The letters describe generally requirements for voluntarily registering as an outsourcing facility under section 503B of the Federal Food, Drug, and Cosmetic Act (“FD&C Act”). FDA notes that an outsourcing facility can qualify for exemptions from FDA approval requirements and the requirement to label products with adequate directions for use, but it still must comply with current good manufacturing practice (“cGMP”) requirements. FDA reminds hospital purchasers that when a drug is FDA-approved, FDA has reviewed the safety and efficacy of the drug and the adequacy of the manufacturing process. Because compounded drugs do not go through the drug approval process, such drugs do not provide such assurance. Thus, compounded drugs, says FDA, should only be used when an FDA-approved product is not available to meet the medical needs of an individual patient.
In the letter to state officials, Dr. Hamburg asks them to consider how they can encourage compounding pharmacies located out of state that ship compounded sterile drugs into the state to register with FDA as outsourcing facilities. FDA notes that registration of pharmacies as outsourcing facilities will help FDA identify and more effectively regulate these facilities.
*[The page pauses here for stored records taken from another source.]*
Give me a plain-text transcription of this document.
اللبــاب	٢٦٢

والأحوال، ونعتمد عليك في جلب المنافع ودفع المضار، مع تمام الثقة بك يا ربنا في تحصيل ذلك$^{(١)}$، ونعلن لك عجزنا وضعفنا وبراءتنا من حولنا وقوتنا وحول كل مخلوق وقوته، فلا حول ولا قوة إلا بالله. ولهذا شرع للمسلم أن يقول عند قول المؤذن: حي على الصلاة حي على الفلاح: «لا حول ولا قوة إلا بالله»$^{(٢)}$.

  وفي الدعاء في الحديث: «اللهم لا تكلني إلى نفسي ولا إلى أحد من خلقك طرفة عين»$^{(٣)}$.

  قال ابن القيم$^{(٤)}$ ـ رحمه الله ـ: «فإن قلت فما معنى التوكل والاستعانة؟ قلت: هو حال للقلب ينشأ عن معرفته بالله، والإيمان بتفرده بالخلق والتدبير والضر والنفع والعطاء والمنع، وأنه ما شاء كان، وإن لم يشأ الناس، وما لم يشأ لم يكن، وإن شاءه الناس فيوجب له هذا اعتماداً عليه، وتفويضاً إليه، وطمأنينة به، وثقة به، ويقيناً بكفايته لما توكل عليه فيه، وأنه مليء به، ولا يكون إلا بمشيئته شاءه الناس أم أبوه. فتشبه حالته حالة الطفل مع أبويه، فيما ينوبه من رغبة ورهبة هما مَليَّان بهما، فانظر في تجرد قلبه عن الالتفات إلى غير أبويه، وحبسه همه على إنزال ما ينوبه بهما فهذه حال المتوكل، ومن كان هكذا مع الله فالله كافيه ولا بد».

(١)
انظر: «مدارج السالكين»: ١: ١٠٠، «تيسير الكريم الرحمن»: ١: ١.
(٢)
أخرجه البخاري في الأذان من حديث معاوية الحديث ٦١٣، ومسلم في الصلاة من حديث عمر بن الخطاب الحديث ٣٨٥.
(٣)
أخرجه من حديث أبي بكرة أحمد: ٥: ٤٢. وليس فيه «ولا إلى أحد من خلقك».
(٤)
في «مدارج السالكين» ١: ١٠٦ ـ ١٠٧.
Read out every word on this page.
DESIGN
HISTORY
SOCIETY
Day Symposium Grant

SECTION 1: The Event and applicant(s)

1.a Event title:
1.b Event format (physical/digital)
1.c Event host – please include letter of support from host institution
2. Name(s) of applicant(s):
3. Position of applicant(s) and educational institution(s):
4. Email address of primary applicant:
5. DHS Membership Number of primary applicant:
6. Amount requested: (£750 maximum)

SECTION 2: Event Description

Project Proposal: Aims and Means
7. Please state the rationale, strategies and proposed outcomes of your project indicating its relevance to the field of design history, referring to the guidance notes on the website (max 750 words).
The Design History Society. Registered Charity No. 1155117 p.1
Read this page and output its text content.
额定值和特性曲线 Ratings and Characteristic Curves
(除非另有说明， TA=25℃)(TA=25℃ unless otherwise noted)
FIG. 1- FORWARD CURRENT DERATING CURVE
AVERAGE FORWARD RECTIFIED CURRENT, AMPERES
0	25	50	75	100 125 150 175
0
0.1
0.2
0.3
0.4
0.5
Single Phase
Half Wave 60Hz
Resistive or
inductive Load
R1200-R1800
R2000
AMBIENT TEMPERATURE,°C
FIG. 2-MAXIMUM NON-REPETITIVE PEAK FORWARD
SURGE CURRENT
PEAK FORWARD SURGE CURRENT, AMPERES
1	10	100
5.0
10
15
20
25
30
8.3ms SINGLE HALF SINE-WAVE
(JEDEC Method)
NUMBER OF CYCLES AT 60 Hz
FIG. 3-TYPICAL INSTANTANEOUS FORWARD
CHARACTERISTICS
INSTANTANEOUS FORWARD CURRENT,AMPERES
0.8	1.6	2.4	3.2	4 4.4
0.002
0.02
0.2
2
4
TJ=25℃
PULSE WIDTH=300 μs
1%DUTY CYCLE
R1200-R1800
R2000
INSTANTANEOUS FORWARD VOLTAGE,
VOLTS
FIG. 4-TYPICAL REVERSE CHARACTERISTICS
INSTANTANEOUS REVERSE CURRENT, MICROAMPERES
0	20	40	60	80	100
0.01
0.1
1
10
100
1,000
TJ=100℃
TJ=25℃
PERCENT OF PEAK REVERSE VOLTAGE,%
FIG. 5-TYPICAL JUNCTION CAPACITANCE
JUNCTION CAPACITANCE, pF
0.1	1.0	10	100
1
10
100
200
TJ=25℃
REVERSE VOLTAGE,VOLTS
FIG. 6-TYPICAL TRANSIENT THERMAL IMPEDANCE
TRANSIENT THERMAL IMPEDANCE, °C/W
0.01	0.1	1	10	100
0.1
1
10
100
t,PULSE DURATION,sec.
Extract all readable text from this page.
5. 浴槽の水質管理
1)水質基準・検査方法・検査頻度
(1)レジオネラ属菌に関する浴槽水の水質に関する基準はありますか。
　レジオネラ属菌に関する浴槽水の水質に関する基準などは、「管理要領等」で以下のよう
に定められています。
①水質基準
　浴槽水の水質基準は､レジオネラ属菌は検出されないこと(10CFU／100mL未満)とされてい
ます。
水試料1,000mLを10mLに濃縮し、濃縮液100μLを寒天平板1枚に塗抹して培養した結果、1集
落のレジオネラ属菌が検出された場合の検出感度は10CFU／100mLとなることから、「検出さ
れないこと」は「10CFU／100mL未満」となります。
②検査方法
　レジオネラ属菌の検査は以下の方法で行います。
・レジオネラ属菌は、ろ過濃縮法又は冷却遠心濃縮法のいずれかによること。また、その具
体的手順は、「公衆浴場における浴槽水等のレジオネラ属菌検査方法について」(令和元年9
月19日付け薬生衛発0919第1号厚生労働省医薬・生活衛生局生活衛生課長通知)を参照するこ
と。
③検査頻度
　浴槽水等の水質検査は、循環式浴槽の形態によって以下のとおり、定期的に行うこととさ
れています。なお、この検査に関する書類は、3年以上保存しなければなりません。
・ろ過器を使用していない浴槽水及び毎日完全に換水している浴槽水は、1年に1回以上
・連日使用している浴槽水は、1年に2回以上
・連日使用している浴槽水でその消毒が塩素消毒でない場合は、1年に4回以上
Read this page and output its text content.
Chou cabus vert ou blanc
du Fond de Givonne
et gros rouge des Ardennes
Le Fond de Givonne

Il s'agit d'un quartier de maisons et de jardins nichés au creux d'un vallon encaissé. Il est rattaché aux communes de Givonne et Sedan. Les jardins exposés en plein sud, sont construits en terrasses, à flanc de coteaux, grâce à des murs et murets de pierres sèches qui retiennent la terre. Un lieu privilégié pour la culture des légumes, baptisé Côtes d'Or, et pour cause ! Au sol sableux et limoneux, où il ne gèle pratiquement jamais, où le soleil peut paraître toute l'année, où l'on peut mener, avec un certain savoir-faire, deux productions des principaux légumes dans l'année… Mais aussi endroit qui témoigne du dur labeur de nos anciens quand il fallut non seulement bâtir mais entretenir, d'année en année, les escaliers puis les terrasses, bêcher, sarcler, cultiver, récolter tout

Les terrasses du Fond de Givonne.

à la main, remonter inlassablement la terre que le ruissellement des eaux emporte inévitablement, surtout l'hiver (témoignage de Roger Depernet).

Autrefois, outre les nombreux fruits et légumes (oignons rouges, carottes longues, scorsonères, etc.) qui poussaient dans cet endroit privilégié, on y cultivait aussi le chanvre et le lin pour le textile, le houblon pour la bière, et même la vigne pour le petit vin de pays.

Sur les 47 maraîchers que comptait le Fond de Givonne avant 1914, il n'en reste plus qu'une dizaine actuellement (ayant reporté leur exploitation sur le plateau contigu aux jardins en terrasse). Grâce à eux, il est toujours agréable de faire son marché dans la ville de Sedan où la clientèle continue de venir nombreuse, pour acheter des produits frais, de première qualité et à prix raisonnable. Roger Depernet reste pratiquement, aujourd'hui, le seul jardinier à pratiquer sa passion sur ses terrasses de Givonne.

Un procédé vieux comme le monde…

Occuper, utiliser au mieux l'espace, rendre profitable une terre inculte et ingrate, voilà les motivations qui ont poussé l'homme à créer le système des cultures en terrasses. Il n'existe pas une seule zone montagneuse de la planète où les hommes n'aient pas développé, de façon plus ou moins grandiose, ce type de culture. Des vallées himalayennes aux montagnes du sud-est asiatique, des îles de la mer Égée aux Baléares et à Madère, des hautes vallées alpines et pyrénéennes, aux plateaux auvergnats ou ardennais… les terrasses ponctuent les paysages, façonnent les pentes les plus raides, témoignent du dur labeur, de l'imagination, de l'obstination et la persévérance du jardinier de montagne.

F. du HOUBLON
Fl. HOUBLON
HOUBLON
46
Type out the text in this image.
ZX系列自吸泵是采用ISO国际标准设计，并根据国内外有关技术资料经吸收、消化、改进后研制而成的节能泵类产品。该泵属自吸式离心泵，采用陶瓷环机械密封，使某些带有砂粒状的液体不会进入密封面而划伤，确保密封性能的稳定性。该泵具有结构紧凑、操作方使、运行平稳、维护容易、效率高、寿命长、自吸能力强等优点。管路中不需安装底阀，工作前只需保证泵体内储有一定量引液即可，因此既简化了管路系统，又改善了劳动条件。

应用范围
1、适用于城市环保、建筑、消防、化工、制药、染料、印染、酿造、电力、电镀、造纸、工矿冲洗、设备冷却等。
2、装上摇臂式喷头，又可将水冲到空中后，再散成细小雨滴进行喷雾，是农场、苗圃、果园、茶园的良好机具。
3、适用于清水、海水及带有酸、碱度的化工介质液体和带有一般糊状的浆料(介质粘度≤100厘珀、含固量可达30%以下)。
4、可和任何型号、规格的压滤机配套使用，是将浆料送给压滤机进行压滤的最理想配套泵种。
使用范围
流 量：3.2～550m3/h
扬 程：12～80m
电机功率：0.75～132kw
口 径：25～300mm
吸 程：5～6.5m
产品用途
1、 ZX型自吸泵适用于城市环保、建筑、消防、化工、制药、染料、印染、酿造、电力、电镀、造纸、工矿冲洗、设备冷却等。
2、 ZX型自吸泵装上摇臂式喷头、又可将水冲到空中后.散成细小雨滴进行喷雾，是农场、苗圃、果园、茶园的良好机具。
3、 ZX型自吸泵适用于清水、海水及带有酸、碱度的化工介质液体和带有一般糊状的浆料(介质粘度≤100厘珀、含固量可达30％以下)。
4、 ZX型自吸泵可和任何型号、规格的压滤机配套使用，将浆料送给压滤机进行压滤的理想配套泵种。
As to hospital purchasers of compounded products, Dr. Hamburg tells them that they can play an important role in improving the quality of compounded drugs by requiring compounding pharmacies that supply drugs to register as outsourcing facilities. Once they register, such facilities and the patients they serve, says FDA, can be assured that FDA will inspect these facilities on a risk-based schedule, hold them to CGMP requirements, monitor the adverse event reports they are required to submit to the agency, and require appropriate labeling. As required by the new law, FDA has also posted a list of facilities that have already registered as “outsourcing facilities.”